Liberal “Christians” engage in dialogue with the other major religions through the World Council of Churches’ subunit on Dialogue with People of Living Faiths and Ideologies and the Vatican’s Secretariat for Non-Christians, as well as a variety of extra-ecclesiastical organizations, such as the World Congress of Faiths. A multitude of inter-religious encounters takes place throughout the world, many initiated by Christian and others by non-Christian individuals and groups.

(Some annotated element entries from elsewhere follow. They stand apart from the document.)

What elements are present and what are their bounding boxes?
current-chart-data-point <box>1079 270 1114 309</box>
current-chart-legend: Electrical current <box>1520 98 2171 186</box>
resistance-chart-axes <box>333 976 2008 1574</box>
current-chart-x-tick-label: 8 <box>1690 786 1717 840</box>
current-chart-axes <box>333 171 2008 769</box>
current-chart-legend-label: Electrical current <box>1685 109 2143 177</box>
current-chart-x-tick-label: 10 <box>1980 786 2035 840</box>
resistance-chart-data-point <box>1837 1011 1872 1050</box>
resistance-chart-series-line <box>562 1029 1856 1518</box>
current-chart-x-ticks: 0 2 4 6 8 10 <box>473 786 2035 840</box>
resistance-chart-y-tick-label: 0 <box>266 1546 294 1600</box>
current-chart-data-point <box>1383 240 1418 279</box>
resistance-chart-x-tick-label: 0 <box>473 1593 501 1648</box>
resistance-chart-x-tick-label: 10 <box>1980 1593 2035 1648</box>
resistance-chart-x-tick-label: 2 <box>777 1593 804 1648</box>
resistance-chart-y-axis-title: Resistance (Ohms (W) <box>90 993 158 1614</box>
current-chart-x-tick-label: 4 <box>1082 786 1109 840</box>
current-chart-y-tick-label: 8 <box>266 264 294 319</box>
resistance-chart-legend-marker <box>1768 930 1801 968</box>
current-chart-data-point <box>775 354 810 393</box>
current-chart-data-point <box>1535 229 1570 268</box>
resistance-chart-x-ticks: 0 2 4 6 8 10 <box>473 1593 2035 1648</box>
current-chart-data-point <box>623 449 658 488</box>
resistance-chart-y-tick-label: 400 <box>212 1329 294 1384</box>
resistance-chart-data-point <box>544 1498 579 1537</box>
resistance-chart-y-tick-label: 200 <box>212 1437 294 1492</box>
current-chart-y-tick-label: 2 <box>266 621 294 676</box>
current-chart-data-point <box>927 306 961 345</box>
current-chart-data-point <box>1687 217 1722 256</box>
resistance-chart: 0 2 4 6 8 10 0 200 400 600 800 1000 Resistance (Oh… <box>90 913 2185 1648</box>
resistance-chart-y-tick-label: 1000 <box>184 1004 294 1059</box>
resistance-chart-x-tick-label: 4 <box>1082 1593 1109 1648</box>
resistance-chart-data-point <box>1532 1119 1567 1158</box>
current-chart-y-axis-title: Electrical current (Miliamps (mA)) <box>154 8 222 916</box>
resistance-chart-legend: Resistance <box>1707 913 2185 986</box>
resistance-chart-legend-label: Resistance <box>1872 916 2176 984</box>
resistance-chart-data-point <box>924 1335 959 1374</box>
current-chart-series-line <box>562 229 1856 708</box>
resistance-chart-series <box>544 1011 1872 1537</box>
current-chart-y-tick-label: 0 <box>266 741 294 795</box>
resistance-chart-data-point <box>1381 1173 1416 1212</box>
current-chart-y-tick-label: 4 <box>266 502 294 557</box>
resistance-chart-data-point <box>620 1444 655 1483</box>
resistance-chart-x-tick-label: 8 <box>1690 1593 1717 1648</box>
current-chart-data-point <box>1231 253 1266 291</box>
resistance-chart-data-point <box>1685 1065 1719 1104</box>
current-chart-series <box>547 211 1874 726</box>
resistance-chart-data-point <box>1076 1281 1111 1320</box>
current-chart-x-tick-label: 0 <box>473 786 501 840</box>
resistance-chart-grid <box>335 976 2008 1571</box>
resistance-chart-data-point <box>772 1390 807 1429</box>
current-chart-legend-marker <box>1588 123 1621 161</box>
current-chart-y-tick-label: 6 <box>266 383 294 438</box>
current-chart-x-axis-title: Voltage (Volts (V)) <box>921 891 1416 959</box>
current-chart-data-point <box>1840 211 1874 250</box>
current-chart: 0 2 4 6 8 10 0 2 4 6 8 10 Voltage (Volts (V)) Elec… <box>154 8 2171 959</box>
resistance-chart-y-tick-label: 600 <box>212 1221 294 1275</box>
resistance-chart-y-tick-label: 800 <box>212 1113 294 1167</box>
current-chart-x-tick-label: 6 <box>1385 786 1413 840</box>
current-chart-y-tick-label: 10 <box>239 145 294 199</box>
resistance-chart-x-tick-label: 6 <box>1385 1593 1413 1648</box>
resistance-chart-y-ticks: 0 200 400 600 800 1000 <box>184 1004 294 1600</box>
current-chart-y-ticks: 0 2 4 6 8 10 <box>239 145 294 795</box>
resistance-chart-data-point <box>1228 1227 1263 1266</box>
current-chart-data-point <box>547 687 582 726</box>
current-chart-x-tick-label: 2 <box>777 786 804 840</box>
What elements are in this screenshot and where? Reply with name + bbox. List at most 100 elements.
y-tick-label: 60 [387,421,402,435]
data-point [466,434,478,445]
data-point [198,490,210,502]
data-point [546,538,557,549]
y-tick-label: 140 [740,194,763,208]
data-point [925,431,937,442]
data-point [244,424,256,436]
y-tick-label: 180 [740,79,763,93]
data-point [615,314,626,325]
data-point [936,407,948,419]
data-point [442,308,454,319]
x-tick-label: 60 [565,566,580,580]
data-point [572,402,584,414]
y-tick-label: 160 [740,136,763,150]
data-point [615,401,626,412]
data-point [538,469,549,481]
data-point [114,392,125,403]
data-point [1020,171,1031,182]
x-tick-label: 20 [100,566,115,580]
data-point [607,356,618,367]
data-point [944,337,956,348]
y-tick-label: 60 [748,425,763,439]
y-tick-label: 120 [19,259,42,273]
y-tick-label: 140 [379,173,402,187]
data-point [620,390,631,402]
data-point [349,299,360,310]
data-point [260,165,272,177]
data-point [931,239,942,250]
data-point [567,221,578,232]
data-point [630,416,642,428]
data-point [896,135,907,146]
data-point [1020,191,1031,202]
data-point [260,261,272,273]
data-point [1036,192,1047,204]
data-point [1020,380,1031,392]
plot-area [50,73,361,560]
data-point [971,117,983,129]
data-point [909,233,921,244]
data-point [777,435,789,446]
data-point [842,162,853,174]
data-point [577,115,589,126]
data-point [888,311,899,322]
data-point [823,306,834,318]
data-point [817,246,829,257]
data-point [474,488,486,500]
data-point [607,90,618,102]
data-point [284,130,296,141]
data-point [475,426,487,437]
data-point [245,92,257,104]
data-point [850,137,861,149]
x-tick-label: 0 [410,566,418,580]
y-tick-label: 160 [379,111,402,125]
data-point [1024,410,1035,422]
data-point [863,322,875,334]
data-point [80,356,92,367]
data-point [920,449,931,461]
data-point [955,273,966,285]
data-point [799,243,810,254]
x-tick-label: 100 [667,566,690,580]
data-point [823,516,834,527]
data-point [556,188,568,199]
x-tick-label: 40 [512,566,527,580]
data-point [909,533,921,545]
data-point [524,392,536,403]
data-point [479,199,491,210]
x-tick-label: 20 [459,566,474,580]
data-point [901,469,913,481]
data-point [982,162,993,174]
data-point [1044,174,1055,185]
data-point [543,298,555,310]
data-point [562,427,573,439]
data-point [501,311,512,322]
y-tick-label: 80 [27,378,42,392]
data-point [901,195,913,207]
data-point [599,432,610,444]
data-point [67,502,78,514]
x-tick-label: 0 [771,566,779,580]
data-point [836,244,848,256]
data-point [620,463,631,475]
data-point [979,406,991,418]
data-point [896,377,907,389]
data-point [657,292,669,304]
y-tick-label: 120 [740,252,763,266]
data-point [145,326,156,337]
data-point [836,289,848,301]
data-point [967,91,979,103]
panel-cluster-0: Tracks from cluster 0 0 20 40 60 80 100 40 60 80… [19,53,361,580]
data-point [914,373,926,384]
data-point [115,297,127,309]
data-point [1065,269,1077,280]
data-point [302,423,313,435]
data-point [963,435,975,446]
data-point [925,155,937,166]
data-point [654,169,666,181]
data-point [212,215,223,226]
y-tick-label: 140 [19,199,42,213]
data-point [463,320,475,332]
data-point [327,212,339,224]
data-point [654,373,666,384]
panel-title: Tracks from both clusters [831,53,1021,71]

The practice of pluralism is leading the world into the Tribulation years when there will be a one-world religion headed by the False Prophet. Those who wish to ignore and reject the basic truths of biblical Christianity are heading for a very rough time. Be sure that you understand that anything outside of God’s inherent Word is a false teaching.

“All Scripture is given by inspiration of God, and is profitable for doctrine, for reproof, for correction, for instruction in righteousness, that the man of God may be complete, thoroughly equipped for every good work” (2 Timothy 3:16-17).

“Jesus said to him, ‘I am the way, the truth, and the life. No one comes to the Father except through Me'” (John 14:6).

“Nor is there salvation in any other, for there is no other name under heaven given among men by which we must be saved” (Acts 4:12)

“For no other foundation can anyone lay than that which is laid, which is Jesus Christ” (1 Corinthians 3:11).

For there is one God and one Mediator between God and men, the Man Christ Jesus, who gave Himself a ransom for all, to be testified in due time” (1 Timothy 2:5-6).